Toutefois, Émilie Ndelela se réjouit du fait que les gens l’identifient à son activité de « Maman Mikate ». Elle estime qu’en RDC, nous avons une image assez péjorative des dames qui font des beignets. « Lorsque les gens me regardent, ils ne croient pas que je vends des beignets. Pour eux, c’est juste un passe-temps alors que c’est mon gagne-pain. Ça subvient à mes besoins ».
Elle constate qu’en RDC, les entrepreneurs sont les personnes les plus vulnérables et les plus dérangées par les agents de police car il suffit à ces agents de bloquer leurs activités, ils ne sauront plus rien faire. L’entrepreneuriat est ce qui permet au peuple de vivre car la majeure partie de la population congolaise ne travaille pas mais malheureusement, il n’existe aucun système qui aide les entrepreneurs. L’État congolais devrait mettre en place un système qui encourage l’entrepreneuriat.

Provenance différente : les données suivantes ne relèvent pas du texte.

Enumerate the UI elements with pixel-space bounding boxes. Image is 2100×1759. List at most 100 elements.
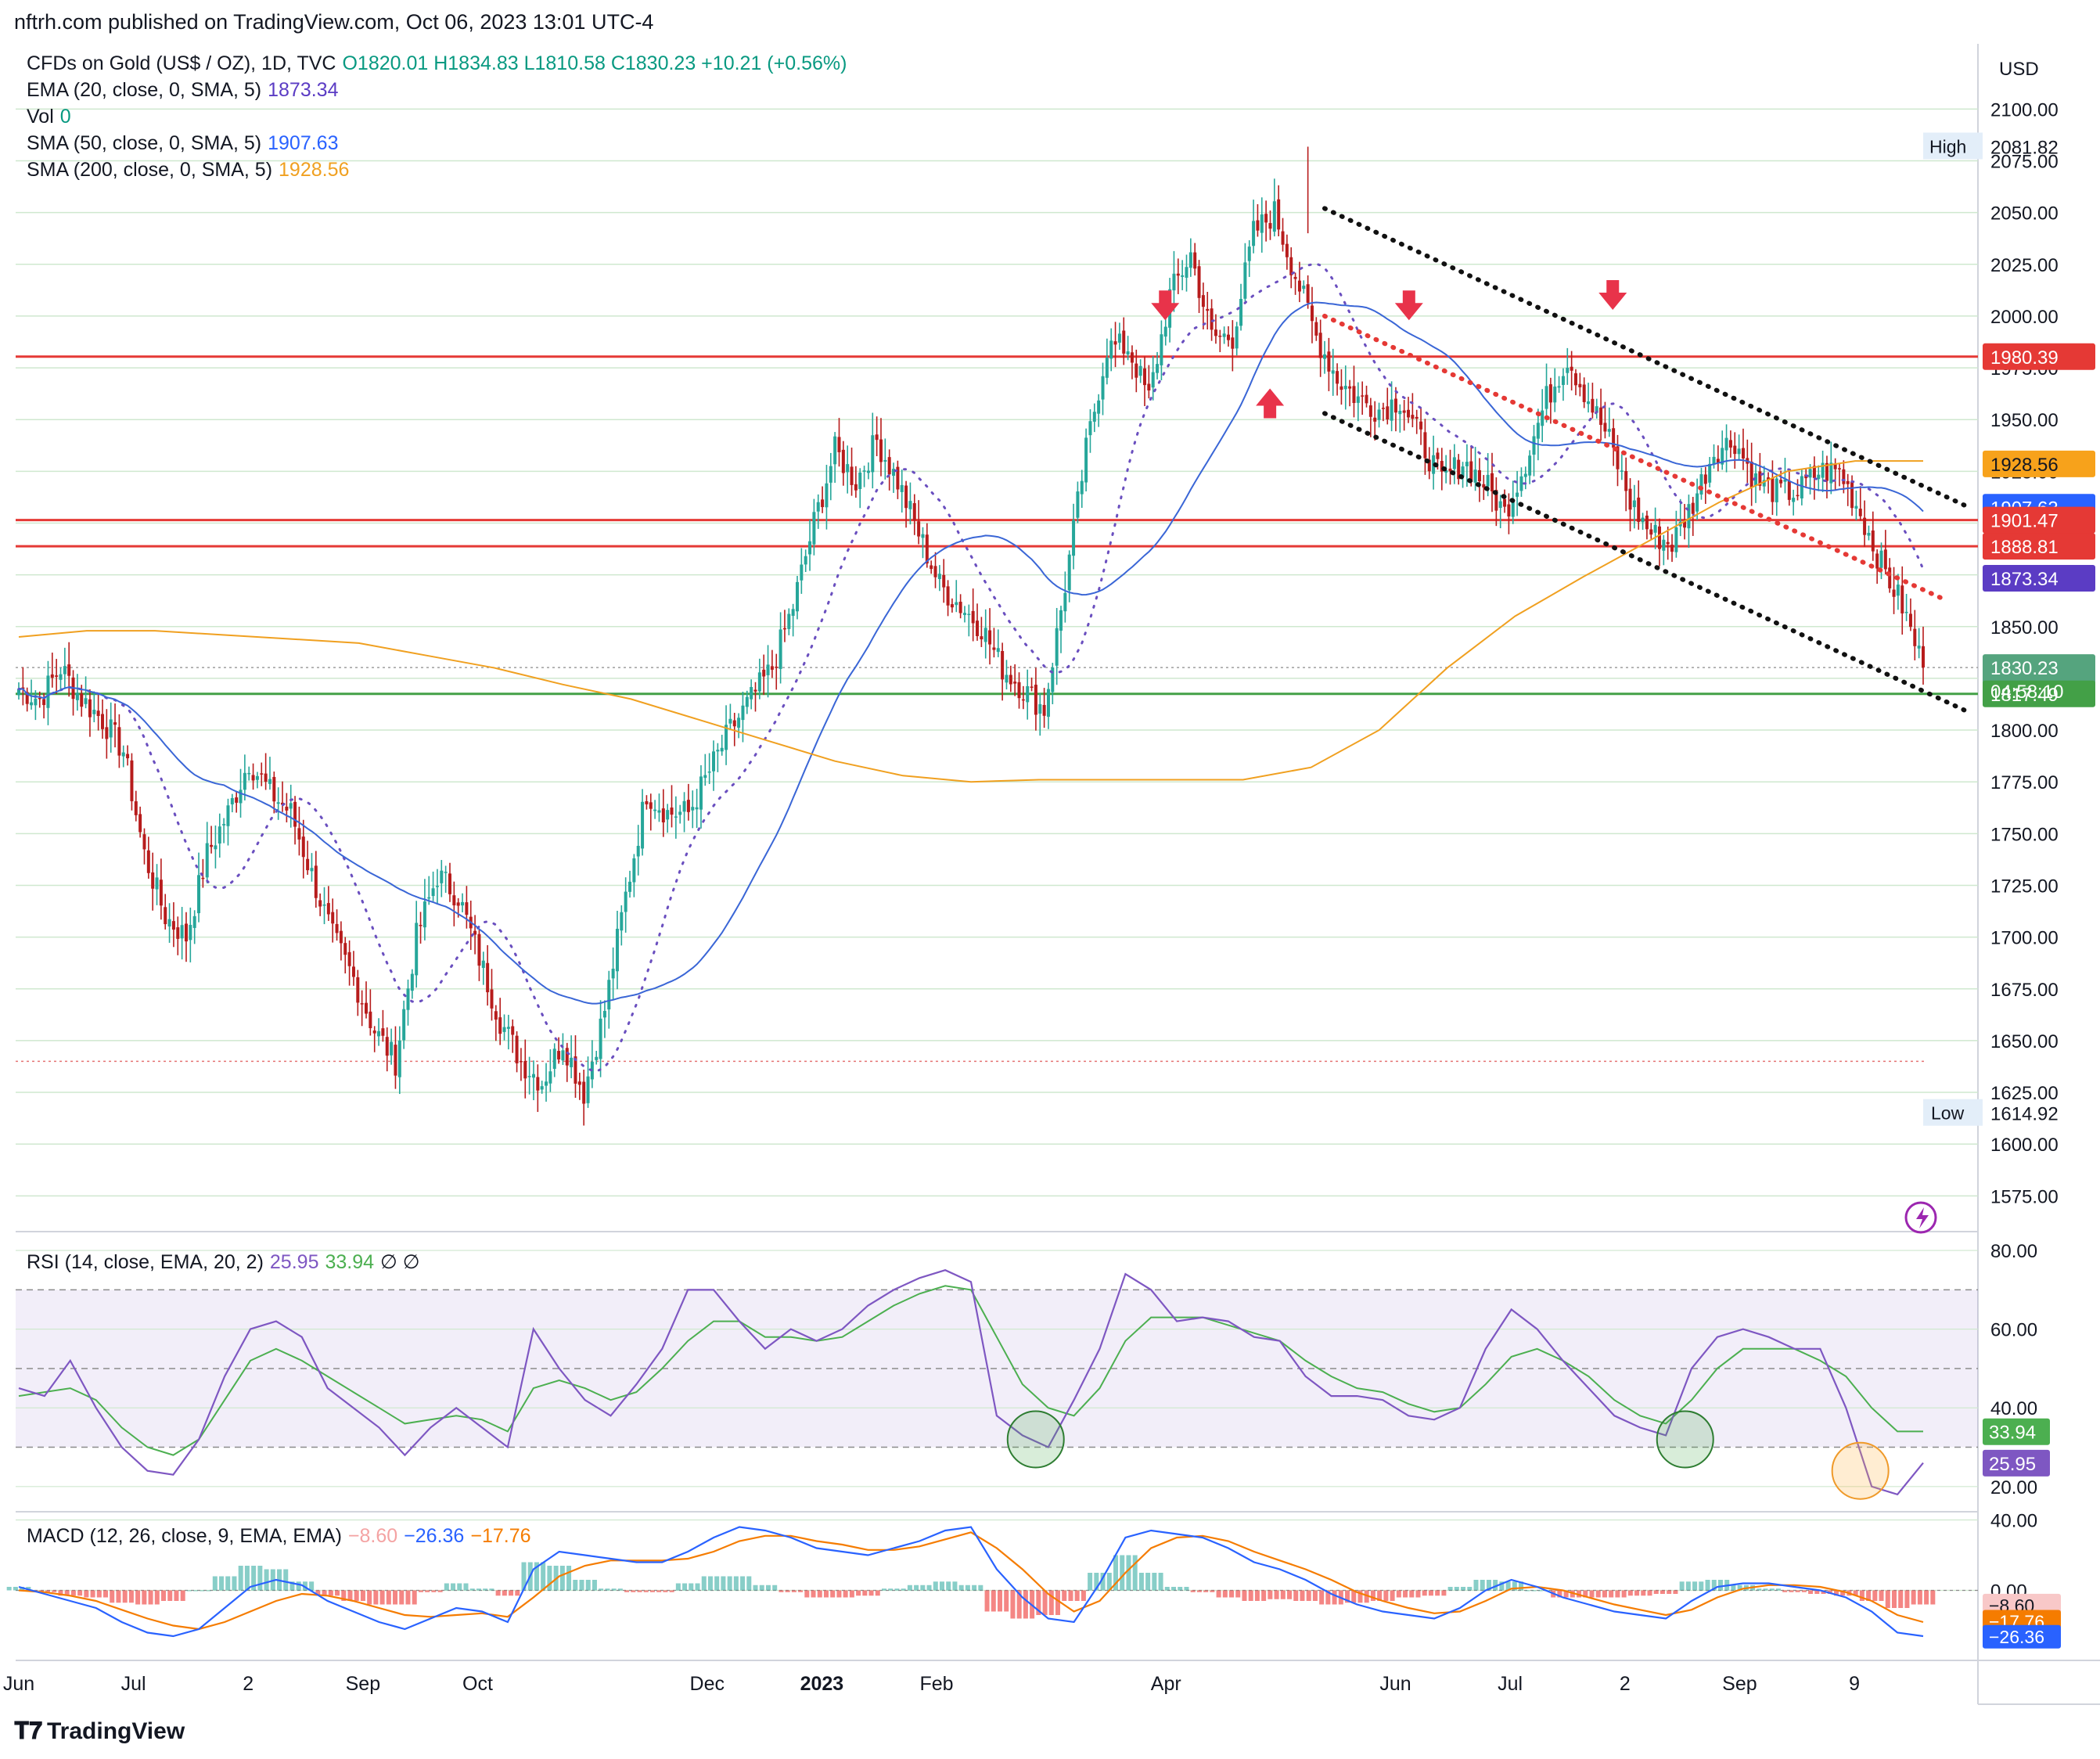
macd-histogram-bar — [444, 1583, 449, 1591]
macd-histogram-bar — [463, 1583, 469, 1591]
macd-histogram-bar — [1088, 1573, 1093, 1591]
candle-down — [1846, 480, 1850, 484]
currency-label[interactable]: USD — [1999, 59, 2039, 80]
candle-down — [1649, 529, 1653, 535]
macd-histogram-bar — [341, 1590, 347, 1601]
candle-up — [1260, 214, 1264, 233]
price-tick-label: 2025.00 — [1990, 255, 2059, 276]
macd-histogram-bar — [360, 1590, 365, 1601]
macd-histogram-bar — [746, 1576, 752, 1591]
macd-histogram-bar — [521, 1562, 527, 1591]
candle-down — [1436, 452, 1440, 459]
macd-histogram-bar — [1042, 1590, 1048, 1615]
macd-histogram-bar — [1647, 1590, 1652, 1596]
macd-histogram-bar — [393, 1590, 398, 1605]
brand-logo[interactable]: 𝐓𝟕 TradingView — [14, 1718, 185, 1745]
macd-histogram-bar — [965, 1585, 970, 1591]
macd-histogram-bar — [1679, 1581, 1685, 1591]
candle-up — [1553, 387, 1557, 403]
macd-histogram-bar — [1930, 1590, 1936, 1605]
macd-histogram-bar — [315, 1590, 321, 1596]
candle-up — [1519, 476, 1523, 491]
candle-down — [980, 636, 983, 640]
macd-histogram-bar — [1801, 1590, 1807, 1592]
candle-up — [1117, 333, 1121, 343]
candle-down — [1922, 646, 1925, 668]
candle-down — [80, 693, 84, 707]
candle-up — [540, 1086, 544, 1090]
macd-histogram-bar — [1602, 1590, 1607, 1598]
candle-up — [570, 1057, 574, 1067]
candle-down — [1728, 440, 1732, 448]
rsi-tag — [1983, 1449, 2050, 1477]
macd-tag — [1983, 1624, 2061, 1649]
candle-down — [896, 466, 900, 490]
macd-histogram-bar — [1641, 1590, 1646, 1596]
candle-up — [1026, 685, 1030, 703]
candle-up — [1498, 501, 1502, 509]
candle-up — [255, 775, 259, 780]
candle-down — [146, 850, 150, 873]
macd-histogram-bar — [328, 1590, 333, 1596]
candle-down — [1407, 409, 1411, 418]
macd-histogram-bar — [244, 1566, 250, 1591]
candle-up — [189, 925, 192, 941]
candle-down — [649, 802, 653, 809]
candle-up — [1607, 429, 1611, 432]
candle-up — [1662, 539, 1666, 551]
macd-histogram-bar — [77, 1590, 83, 1596]
price-tag-label: 1873.34 — [1990, 569, 2059, 590]
macd-histogram-bar — [759, 1585, 764, 1591]
macd-histogram-bar — [283, 1569, 289, 1591]
macd-histogram-bar — [946, 1581, 951, 1591]
candle-up — [1817, 474, 1821, 480]
macd-histogram-bar — [1583, 1590, 1588, 1598]
candle-up — [808, 541, 812, 555]
macd-histogram-bar — [322, 1590, 327, 1596]
candle-up — [1532, 436, 1536, 455]
candle-up — [1243, 262, 1247, 299]
candle-down — [887, 457, 891, 475]
macd-histogram-bar — [740, 1576, 746, 1591]
macd-histogram-bar — [289, 1581, 295, 1591]
macd-histogram-bar — [1171, 1587, 1177, 1591]
macd-histogram-bar — [347, 1590, 353, 1601]
legend-rsi-tail: ∅ ∅ — [380, 1251, 420, 1273]
candle-up — [1699, 474, 1703, 495]
candle-up — [862, 470, 866, 472]
macd-histogram-bar — [1152, 1573, 1157, 1591]
candle-up — [243, 772, 246, 790]
candle-down — [381, 1028, 385, 1036]
candle-down — [452, 895, 456, 906]
candle-up — [1302, 286, 1306, 290]
macd-histogram-bar — [624, 1590, 630, 1592]
macd-histogram-bar — [1537, 1590, 1543, 1592]
candle-up — [1896, 585, 1900, 596]
macd-histogram-bar — [431, 1590, 437, 1592]
candle-down — [134, 801, 138, 815]
candle-up — [1695, 493, 1699, 512]
candle-up — [1566, 367, 1570, 373]
macd-histogram-bar — [1377, 1590, 1383, 1601]
candle-down — [925, 534, 929, 564]
macd-histogram-bar — [566, 1566, 572, 1591]
macd-histogram-bar — [1917, 1590, 1922, 1605]
macd-histogram-bar — [765, 1585, 771, 1591]
macd-histogram-bar — [1775, 1588, 1781, 1591]
candle-up — [247, 772, 251, 775]
legend-sma200-value: 1928.56 — [279, 159, 350, 181]
time-axis-label: Jun — [1379, 1673, 1411, 1695]
macd-line — [18, 1526, 1924, 1638]
candle-down — [1716, 459, 1720, 463]
candle-down — [293, 801, 297, 827]
candle-up — [1641, 517, 1645, 523]
candle-up — [1072, 520, 1076, 556]
candle-down — [105, 727, 109, 739]
macd-histogram-bar — [483, 1588, 488, 1591]
candle-down — [1277, 199, 1281, 230]
candle-up — [1076, 491, 1080, 518]
macd-histogram-bar — [1094, 1573, 1099, 1591]
macd-histogram-bar — [1023, 1590, 1028, 1619]
macd-histogram-bar — [1113, 1555, 1119, 1591]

Confiante en l’avenir, elle espère avoir plusieurs kiosques de beigneterie, des food-truck qui font des tours dans la ville de Kinshasa. À long terme, elle aimerait parvenir à faire la différence avec les beignets du Congo « J’aimerais devenir un McDonald avec mes beignets ». Elle aimerait s’étendre dans toute la RDC voire au-delà de ses frontières. Personne ne nait bête. Aussi longtemps que la femme aura des capacités, elle pourra faire quelque chose. L’idéal serait de vivre dans un Congo où les filles ne se verront plus forcer de se prostituer pour de l’argent ou d’arrêter leurs études par manque de moyens. Avec la nouvelle technologie, on arrive à tout vendre sur les réseaux sociaux. Il est important que la femme se cherche et se découvre « Quand tu te connais, tu sais quel est ton point fort, tu pourras faire de grandes choses » a-t-elle conclu.